DEPRICATED - RITA NOW SUPPORTS JSON - https://github.com/activecm/rita
Covert Bro JSON files (specifically, conn, dns, http and ssl) in the input_folder to TSV in the output_folder
Active Countermeasures (https://www.activecountermeasures.com/) has an awesome project called RITA (https://github.com/activecm/rita) that analyzes bro, TSV, telemetry to look for beaconing, DNS tunneling, and blacklist hits.
Security Onion, by default, creates the bro telemetry as JSON. Several vendors I used needed JSON so the easiest thing was to create a converter.
The optimal way to use this script is to:
- Get your logs onto the same box that RITA is installed on
- Convert those logs with these scripts
- Use a rolling import of the converted logs into RITA
As an example, below is the methodology I use:
- On each Security Onion worker, use google-fluentd to send conn, dns, http, and ssl logs to Stackdriver. (Alternately, you could add a new syslog destination for those logs via /etc/syslog-ng/syslog.conf)
- Export those logs from Stackdriver to GCS (occurs hourly)
- An hourly cronjob, on the RITA box, downloads the new logs from GCS, converts them using these scripts, imports the logs into RITA with a rolling import, delete the logs you just imported (since it's a rolling chunked import).
- python3, python3-pip
- Libraries: tqdm (can be installed with pip3 install -r requirements.txt)

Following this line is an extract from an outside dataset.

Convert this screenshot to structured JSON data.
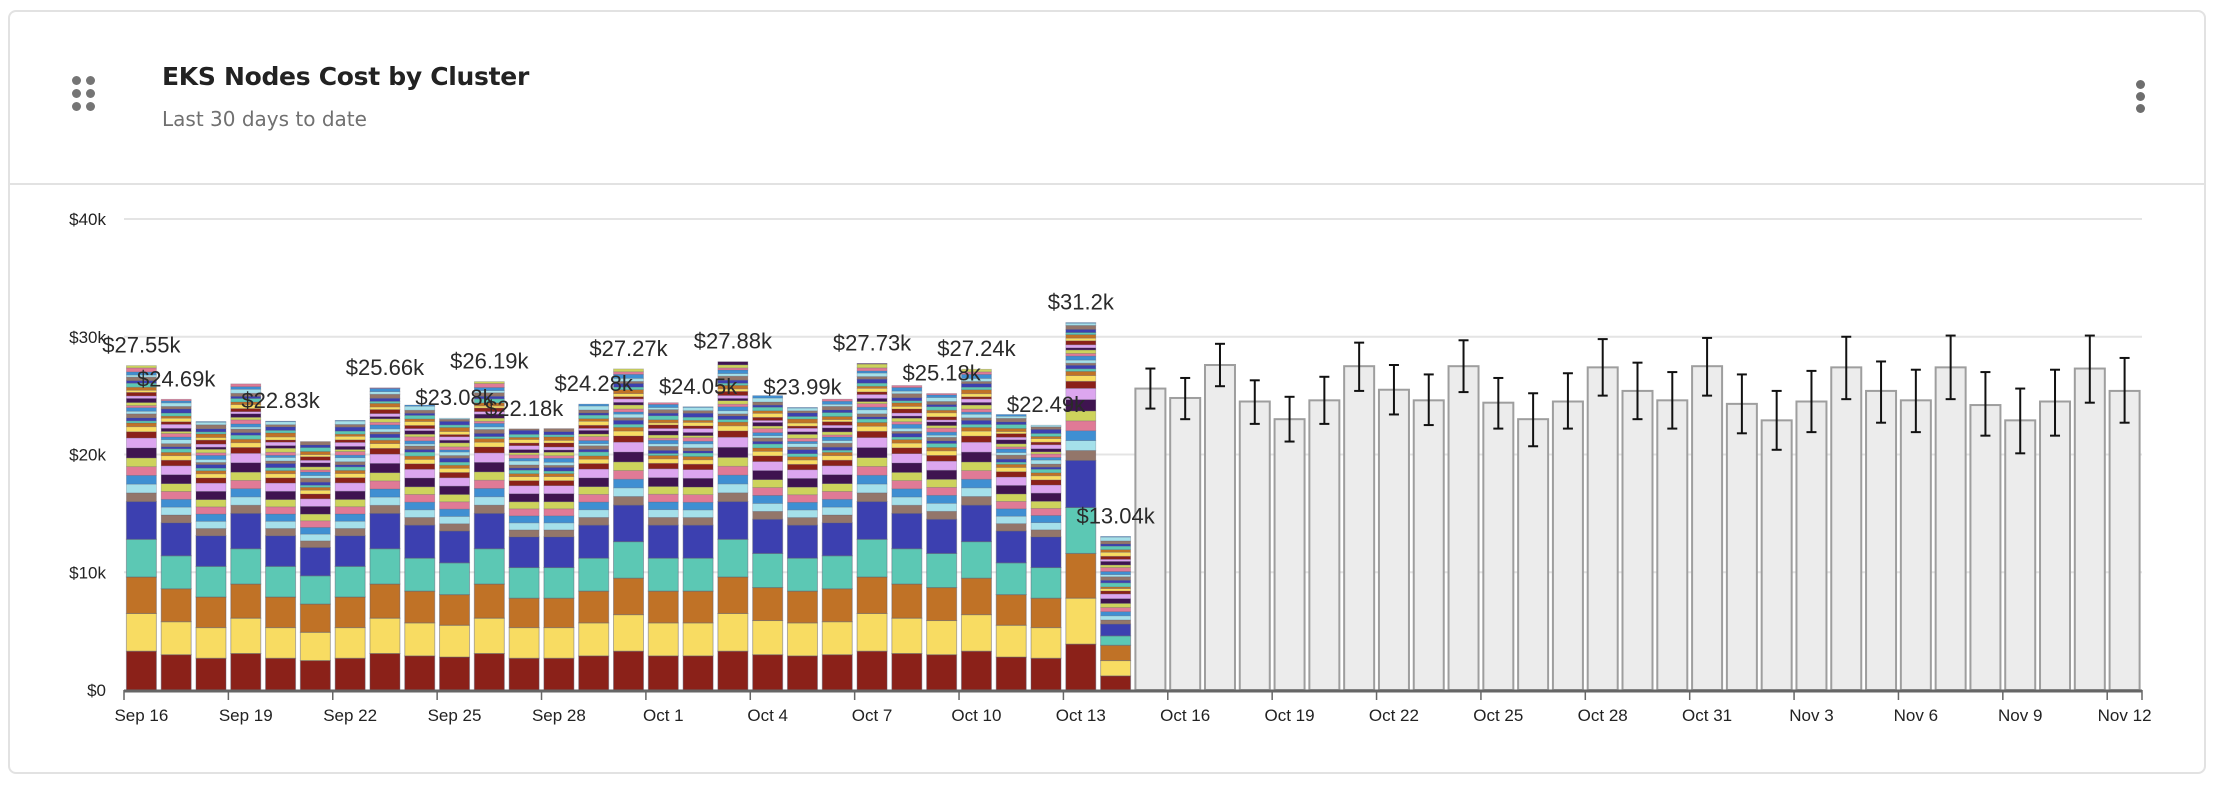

python3 run_parser.py -i json/ -o tsv/
Converting files from JSON to TSV
Running: json/ssl.log
Running: json/http.log
Running: json/dns.log
Making directory: tsv/subdir
Uncompressing json/subdir/ssl-subdir.log.gz
Running: json/subdir/ssl-subdir.log
Uncompressing json/subdir/http-subdir.log.gz
Running: json/subdir/http-subdir.log
Running: json/subdir/conn-subdir.log
Running: json/subdir/dns-subdir.log
89%|█████████████████████████████████████████████████████████▏ | 8/9 [00:00<00:00, 75.05it/s]
There is an optional parameter "--keep_original" or "-k" which will keep the gunzip'd files AND delete the decompressed files after running them
- For every file/path in the input folder path:
- For every input folder, create the corresponding output folder
- For every actual file
- Create a new output file, in the same corresponding directory as the input file
- If the file is a ".gz" gunzip it. (keeping gz file if -k/--keep_original parameter is given)
- Check the first line of the file to see what file type it is (e.g. conn, by checking the keys in the dict)
- Add the TSV header to the output file
- Add each JSON line as TSV to the output file
- Delete the decompressed ".gz" file IF the -k/--keep_original parameter is given
- Be careful with module/make_header.py. The header format is finicky, e.g. most items are separated by tabs, not spaces. Modifying it (e.g. converting the tabs to 4 spaces) will break TSV readers/parsers.
- All initial and resulting files will be maintained. It is up to you to manage the file deletion on your own if you're changing in/out files.
- The script will overwrite files in the output folder if it already exists.